頭なんて触られたのは子供の頃以来で、何だか急に恥ずかしくなってきた。
「仕事、頑張ってくるわ。」
そう言って、彼は駅前の大きなビルに掛かっている男子バスケットボールの日本代表のポスターを指差した。
来年のオリンピック出場を決め、男子バスケットボールは今物凄い人気が出てきている。
特別好きというわけではないが、さすがの私でもそのポスターに並ぶ選手の顔と名前ぐらいは知っている。

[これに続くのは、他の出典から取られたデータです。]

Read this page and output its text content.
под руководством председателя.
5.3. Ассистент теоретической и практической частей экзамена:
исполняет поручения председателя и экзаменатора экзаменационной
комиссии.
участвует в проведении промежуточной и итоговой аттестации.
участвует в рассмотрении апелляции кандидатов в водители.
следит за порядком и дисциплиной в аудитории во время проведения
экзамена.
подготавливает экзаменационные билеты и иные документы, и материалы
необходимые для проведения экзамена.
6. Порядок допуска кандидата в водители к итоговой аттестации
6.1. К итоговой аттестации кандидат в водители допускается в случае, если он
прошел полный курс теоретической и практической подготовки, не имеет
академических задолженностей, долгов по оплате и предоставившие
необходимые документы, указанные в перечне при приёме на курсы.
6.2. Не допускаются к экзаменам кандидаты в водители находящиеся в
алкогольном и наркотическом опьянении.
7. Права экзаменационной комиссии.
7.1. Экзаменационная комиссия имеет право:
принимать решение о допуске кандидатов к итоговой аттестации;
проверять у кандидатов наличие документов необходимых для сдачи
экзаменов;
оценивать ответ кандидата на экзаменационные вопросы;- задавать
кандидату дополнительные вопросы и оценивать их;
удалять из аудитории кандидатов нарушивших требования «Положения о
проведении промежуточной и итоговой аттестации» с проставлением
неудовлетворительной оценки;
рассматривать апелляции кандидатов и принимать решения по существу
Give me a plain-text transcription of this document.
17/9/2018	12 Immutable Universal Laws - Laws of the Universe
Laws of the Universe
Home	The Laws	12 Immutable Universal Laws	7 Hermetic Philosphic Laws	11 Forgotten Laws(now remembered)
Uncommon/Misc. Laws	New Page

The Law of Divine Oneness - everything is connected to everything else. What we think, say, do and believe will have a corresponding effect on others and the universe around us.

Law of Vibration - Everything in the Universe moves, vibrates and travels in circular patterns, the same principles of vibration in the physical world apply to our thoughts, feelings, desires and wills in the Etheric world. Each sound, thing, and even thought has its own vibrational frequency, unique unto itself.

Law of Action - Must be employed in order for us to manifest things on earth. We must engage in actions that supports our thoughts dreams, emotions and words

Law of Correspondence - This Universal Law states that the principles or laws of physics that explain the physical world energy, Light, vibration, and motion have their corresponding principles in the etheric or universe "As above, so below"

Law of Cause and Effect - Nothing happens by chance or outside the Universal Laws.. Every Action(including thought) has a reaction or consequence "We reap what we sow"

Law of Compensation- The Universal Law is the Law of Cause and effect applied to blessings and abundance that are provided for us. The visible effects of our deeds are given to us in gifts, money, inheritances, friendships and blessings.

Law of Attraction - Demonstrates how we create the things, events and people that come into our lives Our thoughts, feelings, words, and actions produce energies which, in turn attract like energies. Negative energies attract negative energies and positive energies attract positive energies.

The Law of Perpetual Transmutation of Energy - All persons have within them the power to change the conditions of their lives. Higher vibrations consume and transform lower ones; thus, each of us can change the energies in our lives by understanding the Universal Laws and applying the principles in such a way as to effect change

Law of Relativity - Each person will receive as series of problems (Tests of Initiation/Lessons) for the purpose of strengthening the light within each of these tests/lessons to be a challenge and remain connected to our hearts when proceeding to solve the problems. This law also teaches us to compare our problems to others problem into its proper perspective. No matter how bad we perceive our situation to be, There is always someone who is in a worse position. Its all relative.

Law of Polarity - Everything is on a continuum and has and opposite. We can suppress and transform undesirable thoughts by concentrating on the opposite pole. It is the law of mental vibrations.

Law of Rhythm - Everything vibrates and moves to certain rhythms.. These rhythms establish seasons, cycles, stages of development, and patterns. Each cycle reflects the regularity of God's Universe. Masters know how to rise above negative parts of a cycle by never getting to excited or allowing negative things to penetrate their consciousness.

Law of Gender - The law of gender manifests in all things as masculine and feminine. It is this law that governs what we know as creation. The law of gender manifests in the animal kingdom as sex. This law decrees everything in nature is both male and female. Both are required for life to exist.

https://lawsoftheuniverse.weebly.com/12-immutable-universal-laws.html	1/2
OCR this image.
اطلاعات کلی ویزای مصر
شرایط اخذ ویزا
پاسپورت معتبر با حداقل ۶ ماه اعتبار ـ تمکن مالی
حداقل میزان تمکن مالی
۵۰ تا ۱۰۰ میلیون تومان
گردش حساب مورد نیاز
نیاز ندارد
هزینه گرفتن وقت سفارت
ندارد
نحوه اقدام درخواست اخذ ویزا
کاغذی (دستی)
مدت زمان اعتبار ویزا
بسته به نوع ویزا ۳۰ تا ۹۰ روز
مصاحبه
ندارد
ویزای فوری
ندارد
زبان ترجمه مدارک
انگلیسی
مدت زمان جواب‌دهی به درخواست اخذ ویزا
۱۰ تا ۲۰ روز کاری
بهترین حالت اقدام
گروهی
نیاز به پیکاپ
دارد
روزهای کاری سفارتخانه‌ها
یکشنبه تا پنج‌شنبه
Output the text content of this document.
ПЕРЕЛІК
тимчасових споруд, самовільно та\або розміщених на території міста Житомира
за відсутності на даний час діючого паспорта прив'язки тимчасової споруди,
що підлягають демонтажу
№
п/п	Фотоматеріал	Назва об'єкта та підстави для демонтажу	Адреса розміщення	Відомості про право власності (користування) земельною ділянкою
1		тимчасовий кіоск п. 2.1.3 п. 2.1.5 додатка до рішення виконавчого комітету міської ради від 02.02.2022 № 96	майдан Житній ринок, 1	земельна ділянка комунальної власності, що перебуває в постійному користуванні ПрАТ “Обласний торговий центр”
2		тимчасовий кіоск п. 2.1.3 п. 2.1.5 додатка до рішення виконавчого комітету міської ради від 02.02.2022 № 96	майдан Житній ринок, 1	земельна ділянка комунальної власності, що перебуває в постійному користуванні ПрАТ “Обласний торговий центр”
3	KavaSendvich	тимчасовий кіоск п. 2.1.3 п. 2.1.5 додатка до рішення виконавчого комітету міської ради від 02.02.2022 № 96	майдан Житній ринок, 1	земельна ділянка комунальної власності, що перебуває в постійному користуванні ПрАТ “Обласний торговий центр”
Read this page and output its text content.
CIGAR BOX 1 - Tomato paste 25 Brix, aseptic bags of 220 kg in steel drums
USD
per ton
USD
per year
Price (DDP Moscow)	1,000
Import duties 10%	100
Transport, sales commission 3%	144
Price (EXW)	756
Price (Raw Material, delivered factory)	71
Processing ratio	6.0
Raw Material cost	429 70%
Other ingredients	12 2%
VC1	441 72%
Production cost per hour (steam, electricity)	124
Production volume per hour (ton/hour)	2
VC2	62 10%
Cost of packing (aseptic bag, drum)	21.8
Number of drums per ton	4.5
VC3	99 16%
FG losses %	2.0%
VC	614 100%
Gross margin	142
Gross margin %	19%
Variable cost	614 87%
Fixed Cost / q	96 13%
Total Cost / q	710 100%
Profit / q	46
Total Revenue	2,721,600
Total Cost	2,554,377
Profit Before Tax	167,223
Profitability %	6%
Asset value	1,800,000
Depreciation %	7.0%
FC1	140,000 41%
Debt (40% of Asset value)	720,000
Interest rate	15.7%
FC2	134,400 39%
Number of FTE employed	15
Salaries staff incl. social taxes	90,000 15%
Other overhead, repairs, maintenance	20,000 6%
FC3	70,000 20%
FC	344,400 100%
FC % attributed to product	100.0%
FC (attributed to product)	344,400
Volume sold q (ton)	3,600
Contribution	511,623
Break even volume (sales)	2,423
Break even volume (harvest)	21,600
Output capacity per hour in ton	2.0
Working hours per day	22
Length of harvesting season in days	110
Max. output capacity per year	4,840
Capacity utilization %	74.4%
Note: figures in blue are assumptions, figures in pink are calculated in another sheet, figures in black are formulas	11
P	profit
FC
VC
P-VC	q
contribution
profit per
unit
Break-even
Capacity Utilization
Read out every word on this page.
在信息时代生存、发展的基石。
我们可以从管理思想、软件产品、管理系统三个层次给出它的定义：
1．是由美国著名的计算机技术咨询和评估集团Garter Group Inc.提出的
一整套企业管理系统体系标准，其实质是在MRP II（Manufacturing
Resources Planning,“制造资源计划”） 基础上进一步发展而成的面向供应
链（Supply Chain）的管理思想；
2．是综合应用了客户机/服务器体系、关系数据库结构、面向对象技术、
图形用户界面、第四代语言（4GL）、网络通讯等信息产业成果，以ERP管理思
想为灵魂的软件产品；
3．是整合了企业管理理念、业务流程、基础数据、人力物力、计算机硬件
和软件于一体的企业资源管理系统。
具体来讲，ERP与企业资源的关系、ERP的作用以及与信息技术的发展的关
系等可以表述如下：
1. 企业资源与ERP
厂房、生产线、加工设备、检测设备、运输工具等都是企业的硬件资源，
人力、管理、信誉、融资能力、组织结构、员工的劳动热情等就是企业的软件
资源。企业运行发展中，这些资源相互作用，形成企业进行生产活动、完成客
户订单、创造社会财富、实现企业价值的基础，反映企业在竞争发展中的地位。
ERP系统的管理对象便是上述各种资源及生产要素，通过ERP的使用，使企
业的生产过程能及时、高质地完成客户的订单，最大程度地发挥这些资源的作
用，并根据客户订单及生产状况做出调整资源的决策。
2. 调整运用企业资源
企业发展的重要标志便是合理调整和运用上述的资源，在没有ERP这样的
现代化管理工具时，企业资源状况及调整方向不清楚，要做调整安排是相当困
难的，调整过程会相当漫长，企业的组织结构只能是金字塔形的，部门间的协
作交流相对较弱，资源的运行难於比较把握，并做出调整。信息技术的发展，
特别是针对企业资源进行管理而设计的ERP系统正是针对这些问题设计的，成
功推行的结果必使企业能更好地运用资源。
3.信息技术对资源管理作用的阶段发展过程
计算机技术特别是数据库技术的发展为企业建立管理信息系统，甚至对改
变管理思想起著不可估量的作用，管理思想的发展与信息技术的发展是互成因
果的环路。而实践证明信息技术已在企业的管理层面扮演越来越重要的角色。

前列に並ぶ1人の選手の口元に、よく見ると小さな傷跡が見えた。
まるで少年みたいなその笑顔。
…いや、きっと私の勘違いだ。
私はその笑顔に似ている人物を知っているけど、きっとそれは他人の空似と言うやつだ。
私は恐る恐る視線をポスターから目の前にいる彼の方へと移す。
まさにそれは、ポスターの中の笑顔そのものだった。
「…嘘」
「嘘じゃねぇ。」
「嘘っ!」
「だから嘘じゃねぇって。」
「み、三井…寿?」
「呼び捨てかっ!」
駄目だ。思考回路がうまく機能しない。
昨日飲み過ぎたせいで、もしかしたらまだ夢を見ているのかもしれない。
「俺はその気の強いとこ嫌いじゃねぇよ。咲ちゃん。」
突然の出来事に言葉を失っている私に、三井寿はそんな一言を残して去って行った。
あの笑顔は営業用だったのか。それとも自然に出たものだったのか。
またあの笑顔に出会えるかどうかはわからないけど、私は不覚にもまた会いたいと思ってしまった。
ポスターの中の彼は、さっきと同じ笑顔で笑っていた。
仄かにコーヒーの香りが鼻を燻った。